Verbesserungen beim Radverkehr

Grüne stellen viele Verbesserungsmöglichkeiten beim Stadtradeln fest

Kritik gab es an der neu asphaltierten Straße zum Kloster Eberbach wegen der „fahrradgefährlichen“ Befestigung des Seitenstreifens mit Rillen.

Im Rahmen der grünen Auftaktveranstaltung zum Stadtradeln, befuhren die Oestrich-Winkeler Grünen gemeinsam mit interessierten Bürgern, die Oestrich-Winkeler Gemarkung.

Während der Radtour unter Führung von Fahrradkapitänin Ulrike Franzki, die vom Bürgerzentrum über Hallgarten nach Kloster Eberbach, Kiedrich, Eltville und zurück führte, gab es Stopps an einigen Punkten in der Gemarkung.

Erster Stopp war am sogenannten Dornbacher Graben hinter den Mühlen in Oestrich. Biobäcker Ernst Drews, erläuterte, dass der Dornbach sich an dieser Stelle hervorragend eignet, um die dortige Wiese als Feuchtraumbiotop anzulegen, um dort Reptilien, Vögeln und Insekten ein Biotop zu bieten. Anschließend diskutierten die Grünen die schlecht einsehbare Kreuzung am Heiligenhäuschen in der Verlängerung der Römerstraße auf dem R3. Wie die Grünen während ihres dortigen Stopps selbst beobachten konnten, wurde von vielen anderen vorbeifahrenden Radlern die Rechts-vor-Linksregelung nicht beachtet. Aus Richtung Hallgarten kommend, ist der Weg, der von oben aus Richtung Philippsburg dazustößt, überhaupt nicht einsehbar. Zudem war viel ortsfremder Autoverkehr dort unterwegs und die Rechts-vor-Links-Regelung wurde von keinem Verkehrsteilnehmer beachtet. Einfache Abhilfe könnte dort geschaffen werden, wenn ein Spiegel zum Einsehen der Kreuzung angebracht würde, oder sogar die Fahrbahn leicht verschwenkt würde. Das hätte den Vorteil, dass man z.B. auch in Absprache mit der Kirche dort eine Ruhebank installieren könnte, die zum Verweilen am Kappellchen anregt.

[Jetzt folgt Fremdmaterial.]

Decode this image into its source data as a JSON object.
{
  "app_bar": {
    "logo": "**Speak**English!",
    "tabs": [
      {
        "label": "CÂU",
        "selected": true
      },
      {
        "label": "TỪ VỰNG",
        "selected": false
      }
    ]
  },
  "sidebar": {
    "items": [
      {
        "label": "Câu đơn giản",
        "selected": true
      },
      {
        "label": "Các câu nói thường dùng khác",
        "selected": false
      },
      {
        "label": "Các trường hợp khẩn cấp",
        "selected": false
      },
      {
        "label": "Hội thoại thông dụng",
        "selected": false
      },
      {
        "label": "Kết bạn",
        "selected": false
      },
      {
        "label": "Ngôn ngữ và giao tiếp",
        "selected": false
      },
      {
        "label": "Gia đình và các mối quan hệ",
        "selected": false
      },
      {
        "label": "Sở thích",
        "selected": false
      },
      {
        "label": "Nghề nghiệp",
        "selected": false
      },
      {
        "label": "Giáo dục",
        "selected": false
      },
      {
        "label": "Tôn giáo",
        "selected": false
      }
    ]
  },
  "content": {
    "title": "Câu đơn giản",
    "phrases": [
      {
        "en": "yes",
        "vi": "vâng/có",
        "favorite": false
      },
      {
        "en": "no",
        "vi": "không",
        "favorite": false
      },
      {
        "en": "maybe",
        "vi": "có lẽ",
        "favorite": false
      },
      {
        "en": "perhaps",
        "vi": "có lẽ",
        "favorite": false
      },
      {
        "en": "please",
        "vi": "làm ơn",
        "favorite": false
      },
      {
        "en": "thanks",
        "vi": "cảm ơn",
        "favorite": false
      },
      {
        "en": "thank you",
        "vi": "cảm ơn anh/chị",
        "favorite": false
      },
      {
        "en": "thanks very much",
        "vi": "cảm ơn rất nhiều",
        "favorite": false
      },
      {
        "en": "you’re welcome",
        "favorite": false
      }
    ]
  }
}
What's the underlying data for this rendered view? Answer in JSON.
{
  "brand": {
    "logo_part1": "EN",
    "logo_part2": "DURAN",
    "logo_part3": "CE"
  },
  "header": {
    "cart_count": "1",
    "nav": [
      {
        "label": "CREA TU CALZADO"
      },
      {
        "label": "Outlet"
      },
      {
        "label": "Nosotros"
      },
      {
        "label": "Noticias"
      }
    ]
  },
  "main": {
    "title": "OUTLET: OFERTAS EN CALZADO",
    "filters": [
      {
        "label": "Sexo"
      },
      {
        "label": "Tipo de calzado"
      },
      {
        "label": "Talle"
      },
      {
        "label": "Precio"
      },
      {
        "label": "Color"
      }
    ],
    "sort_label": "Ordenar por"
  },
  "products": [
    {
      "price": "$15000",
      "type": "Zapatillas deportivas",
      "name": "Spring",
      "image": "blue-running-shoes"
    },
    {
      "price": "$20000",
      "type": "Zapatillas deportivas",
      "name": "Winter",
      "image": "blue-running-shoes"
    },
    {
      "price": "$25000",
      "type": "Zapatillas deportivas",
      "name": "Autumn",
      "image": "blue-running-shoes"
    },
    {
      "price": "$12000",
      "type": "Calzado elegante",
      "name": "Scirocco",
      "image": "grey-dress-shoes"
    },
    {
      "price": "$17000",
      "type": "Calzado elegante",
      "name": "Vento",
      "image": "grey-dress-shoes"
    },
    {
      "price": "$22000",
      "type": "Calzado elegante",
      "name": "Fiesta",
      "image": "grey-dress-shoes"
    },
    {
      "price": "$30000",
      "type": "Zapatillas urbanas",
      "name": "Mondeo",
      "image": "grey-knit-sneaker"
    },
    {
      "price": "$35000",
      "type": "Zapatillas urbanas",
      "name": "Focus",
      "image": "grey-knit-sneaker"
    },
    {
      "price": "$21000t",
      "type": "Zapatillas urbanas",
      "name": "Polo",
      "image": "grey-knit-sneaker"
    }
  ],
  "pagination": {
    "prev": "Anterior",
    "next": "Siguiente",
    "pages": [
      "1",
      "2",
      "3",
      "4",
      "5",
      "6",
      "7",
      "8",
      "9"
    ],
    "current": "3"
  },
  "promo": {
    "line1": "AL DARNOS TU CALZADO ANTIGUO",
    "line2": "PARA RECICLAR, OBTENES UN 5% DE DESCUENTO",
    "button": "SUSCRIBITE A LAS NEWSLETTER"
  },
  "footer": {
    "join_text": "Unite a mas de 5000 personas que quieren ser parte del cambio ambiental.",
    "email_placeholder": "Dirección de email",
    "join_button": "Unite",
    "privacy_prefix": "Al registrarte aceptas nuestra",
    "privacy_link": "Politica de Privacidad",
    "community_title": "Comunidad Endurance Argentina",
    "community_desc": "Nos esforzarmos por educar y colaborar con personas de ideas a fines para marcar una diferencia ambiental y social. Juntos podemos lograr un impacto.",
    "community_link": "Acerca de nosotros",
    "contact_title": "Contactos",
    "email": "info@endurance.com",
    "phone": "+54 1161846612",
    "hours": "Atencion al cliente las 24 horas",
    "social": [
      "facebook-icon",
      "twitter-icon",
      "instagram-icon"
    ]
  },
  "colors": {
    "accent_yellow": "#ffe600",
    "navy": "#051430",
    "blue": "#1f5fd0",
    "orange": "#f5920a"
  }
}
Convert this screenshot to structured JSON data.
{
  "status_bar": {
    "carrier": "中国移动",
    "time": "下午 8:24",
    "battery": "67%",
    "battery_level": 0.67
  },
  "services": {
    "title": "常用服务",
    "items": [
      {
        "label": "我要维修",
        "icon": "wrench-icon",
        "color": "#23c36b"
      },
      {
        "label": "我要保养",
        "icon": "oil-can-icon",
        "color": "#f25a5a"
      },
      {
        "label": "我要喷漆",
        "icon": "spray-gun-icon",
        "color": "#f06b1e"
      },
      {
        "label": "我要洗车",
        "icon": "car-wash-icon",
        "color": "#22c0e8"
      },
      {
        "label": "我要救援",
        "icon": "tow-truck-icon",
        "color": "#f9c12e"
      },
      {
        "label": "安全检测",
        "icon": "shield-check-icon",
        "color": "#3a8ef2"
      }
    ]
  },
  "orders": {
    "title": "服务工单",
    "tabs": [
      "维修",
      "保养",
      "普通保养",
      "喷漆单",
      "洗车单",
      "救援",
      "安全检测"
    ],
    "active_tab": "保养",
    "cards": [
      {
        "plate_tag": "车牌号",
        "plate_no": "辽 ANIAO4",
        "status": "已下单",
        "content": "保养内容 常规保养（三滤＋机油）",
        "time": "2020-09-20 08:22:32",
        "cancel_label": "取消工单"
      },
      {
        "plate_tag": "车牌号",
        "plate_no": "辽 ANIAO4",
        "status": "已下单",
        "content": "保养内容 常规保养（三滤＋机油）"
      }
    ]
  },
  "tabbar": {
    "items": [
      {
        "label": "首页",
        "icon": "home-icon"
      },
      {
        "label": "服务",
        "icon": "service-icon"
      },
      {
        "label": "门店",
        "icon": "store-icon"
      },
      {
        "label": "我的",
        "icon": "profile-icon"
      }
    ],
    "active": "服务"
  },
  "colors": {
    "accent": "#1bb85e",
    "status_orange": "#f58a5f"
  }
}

Weiter ging es dann zum Regenrückhaltebecken südlich von Hallgarten. Dieses könnte relativ leicht dazu genutzt werden, in den Wintermonaten Wasser zu sammeln, das dann im Sommer verwendet werden kann. „Dies war bereits ein Antrag von uns im Sommer 2020 im Rahmen der Brauchwassernutzung. Wir werden hier am Ball bleiben“, so Marika Prasser-Strith. Die Grünen radelten dann weiter zur neu asphaltierten Straße zum Kloster Eberbach. Die Kritik an der dortigen „fahrradgefährlichen“ Befestigung des Seitenstreifens mit Rillen bleibt bestehen. „Generell sollte bei allen neu zu sanierenden Straßen auch der Blickwinkel für Radfahrer nicht fehlen und Randstreifen müssen per se fahrradtauglich angelegt sein“, so die Grünen. Bei Kloster Eberbach wollten die Grünen die lang angekündigten Fahrradabstellplätze mit Ladestation besichtigen. Außer einem Kabel im Boden neben den Fahrradabstellplätzen gab es dort allerdings noch nichts zu sehen. Auch hier verweisen die Grünen auf die fehlende Umsetzung. Weiter ging es nach Kiedrich, zum neu gegründeten Kiedricher Ortsverband. Nach einem gelungenen Austausch führte die Tour dann zurück nach Oestrich. „Das Anlegen eines Feuchtraumbiotops und die Optimierung der Kreuzung am Heiligenhäuschen werden von uns zeitnah im Rahmen der Stadtverordnetenversammlung beantragt“, so Marika Prasser-Strith.